En el patio, María de la Luz, distante, nomás mira en el pintarrón la función de la luz en las plantas. La maestra pega una enorme hoja y como si con la mano lanzara llamaradas de sol en las manos, les explica que, gracias a la función de la luz, la fotosíntesis…
La niña, triste no atiende y poco entiende sólo una llamita de idea… es Luz como yo. Una cólera, una tristeza infinita le invade: no le gusta el lugar, no ha intimado con las demás niñas y jovencitas damnificadas de la vida y ahora menos cuando sabe que sus padres andan vivitos y coleando.
Y si viera el expediente de sus progenitores más se enojaría con la vida: En la viejísima gaveta de H.Steele, y Cía, de la Madre Teresa, directora del orfelinato se lee:
Al llegar el domicilio y gracias a la denuncia de los vecinos se descubrió que una niña de alrededor de 10 años, tendida en un camastro de la casucha en ruinas que el sismo pasado terminó de agrietar, yacía llorando con huellas de haber sido violada por su padre, vecino de la calle José Luis Aldama #82, en la Colonia Caracol, sin empleo cierto, el individuo de marras quién resultó ser el padre biológico abusaba sexualmente de la niña que se llama Luz María.
Según los vecinos la madre, dedicada a la prostitución, aparentemente huyó del claustro “familiar”.
El personal del DIF Ecatepec, procedió a llevar a la pequeña al albergue de la Institución de donde se canalizó al Orfelinato del Perpetuo Socorro.

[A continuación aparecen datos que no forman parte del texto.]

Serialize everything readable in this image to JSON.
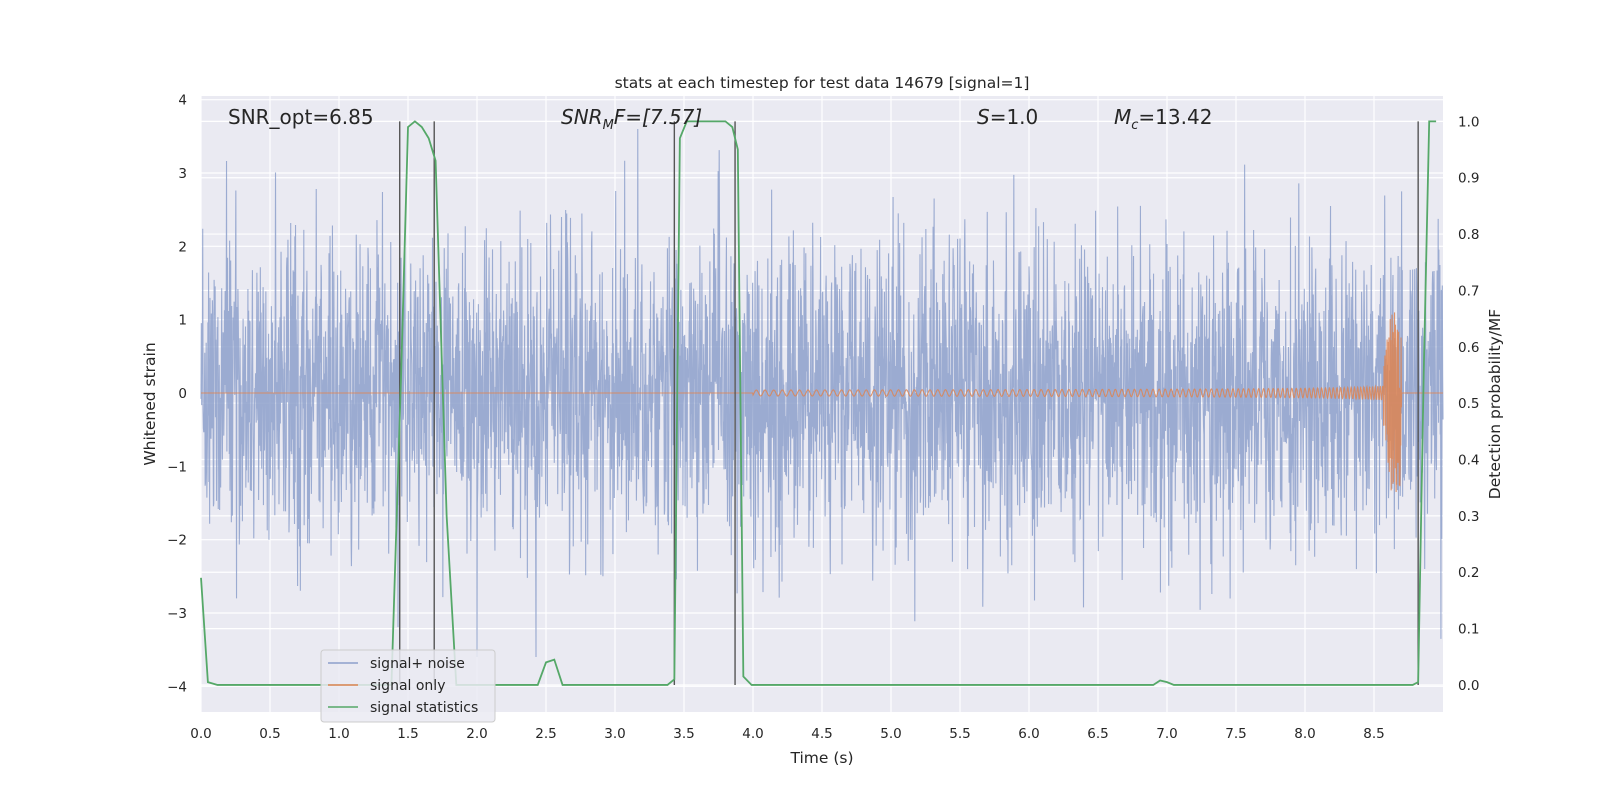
{
  "chart_data": {
    "type": "line",
    "title": "stats at each timestep for test data 14679 [signal=1]",
    "xlabel": "Time (s)",
    "ylabel_left": "Whitened strain",
    "ylabel_right": "Detection probability/MF",
    "xlim": [
      0.0,
      9.0
    ],
    "ylim_left": [
      -4.35,
      4.05
    ],
    "ylim_right": [
      -0.048,
      1.045
    ],
    "xticks": [
      "0.0",
      "0.5",
      "1.0",
      "1.5",
      "2.0",
      "2.5",
      "3.0",
      "3.5",
      "4.0",
      "4.5",
      "5.0",
      "5.5",
      "6.0",
      "6.5",
      "7.0",
      "7.5",
      "8.0",
      "8.5"
    ],
    "yticks_left": [
      "4",
      "3",
      "2",
      "1",
      "0",
      "−1",
      "−2",
      "−3",
      "−4"
    ],
    "yticks_right": [
      "1.0",
      "0.9",
      "0.8",
      "0.7",
      "0.6",
      "0.5",
      "0.4",
      "0.3",
      "0.2",
      "0.1",
      "0.0"
    ],
    "grid": true,
    "legend_position": "lower-left",
    "annotations": {
      "snr_opt": "SNR_opt=6.85",
      "snr_mf_base": "SNR",
      "snr_mf_sub": "M",
      "snr_mf_rest": "F=[7.57]",
      "s_italic": "S",
      "s_rest": "=1.0",
      "mc_base": "M",
      "mc_sub": "c",
      "mc_rest": "=13.42"
    },
    "series": [
      {
        "name": "signal+ noise",
        "color": "#8da0cb",
        "description_values": {
          "time_range": [
            0.0,
            9.0
          ],
          "typical_amplitude": [
            -2.0,
            2.0
          ],
          "peak_max": 3.6,
          "peak_min": -3.6
        }
      },
      {
        "name": "signal only",
        "color": "#dd8452",
        "description_values": {
          "chirp_start": 4.0,
          "chirp_peak_time": 8.65,
          "peak_amplitude": 1.1,
          "trough_amplitude": -1.35
        }
      },
      {
        "name": "signal statistics",
        "color": "#55a868",
        "axis": "right",
        "x": [
          0.0,
          0.05,
          0.12,
          0.5,
          1.0,
          1.3,
          1.38,
          1.45,
          1.5,
          1.55,
          1.6,
          1.65,
          1.7,
          1.78,
          1.85,
          2.0,
          2.4,
          2.44,
          2.5,
          2.56,
          2.62,
          2.7,
          3.0,
          3.38,
          3.43,
          3.47,
          3.52,
          3.58,
          3.7,
          3.8,
          3.85,
          3.89,
          3.93,
          3.99,
          4.5,
          6.0,
          6.9,
          6.95,
          7.0,
          7.05,
          7.5,
          8.5,
          8.78,
          8.82,
          8.86,
          8.9,
          8.95
        ],
        "y": [
          0.19,
          0.005,
          0.0,
          0.0,
          0.0,
          0.0,
          0.0,
          0.55,
          0.99,
          1.0,
          0.99,
          0.97,
          0.93,
          0.3,
          0.0,
          0.0,
          0.0,
          0.0,
          0.04,
          0.045,
          0.0,
          0.0,
          0.0,
          0.0,
          0.01,
          0.97,
          1.0,
          1.0,
          1.0,
          1.0,
          0.99,
          0.95,
          0.015,
          0.0,
          0.0,
          0.0,
          0.0,
          0.008,
          0.005,
          0.0,
          0.0,
          0.0,
          0.0,
          0.005,
          0.55,
          1.0,
          1.0
        ]
      }
    ],
    "detection_markers": [
      1.44,
      1.69,
      3.43,
      3.87,
      8.82
    ]
  }
}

Más datos complementan el acta levantada, empero al mirar el estado físico y psíquico de la niña, se parte el corazón: delgada, con un color papel bond por no comer y maltrato dejo en sus ojos una huidiza tristeza.
El registro es DIF Ecatepec 426 –canalización– levantamiento de Acta ante el MP de la suscripción y proceder a la detención del acusado, quién presuntamente huyó a Toluca la capital del Estado.
Riiing. Suena la chicharra para salir al recreo y Luz María extraña la calle, el thiner, meterse bajo los carros y en las cloacas jugar matando a pedradas a las ratas.
Se acerca al único árbol de ese viejo patio y hace lo que nunca ha podido hacer: llorar, se le viene una catarata de lágrimas casi espontánea, naturalmente.
Riiing. Termina el recreo y su grupo es llevado a la clase de religión. Una seráfica monja les explica que ahora toca el estudio de los Diez mandamientos de la ley de Dios.
– Les voy a leer.
– Amarás a Dios sobre todas las cosas.
– No tomarás en falso el nombre de Dios.
– Santificarás las Fiestas.
– Honrarás a tu padre y a tu madre.
Y al llegar aquí que Luz María, ahora sí, que colérica se levanta, retadora y PRRRR lanza una trompetilla que remeda un pedo, a un pedo aún más pedo que quién dicen que es su dizque papá y a una dama que por ahí anda, que dice que es su madre.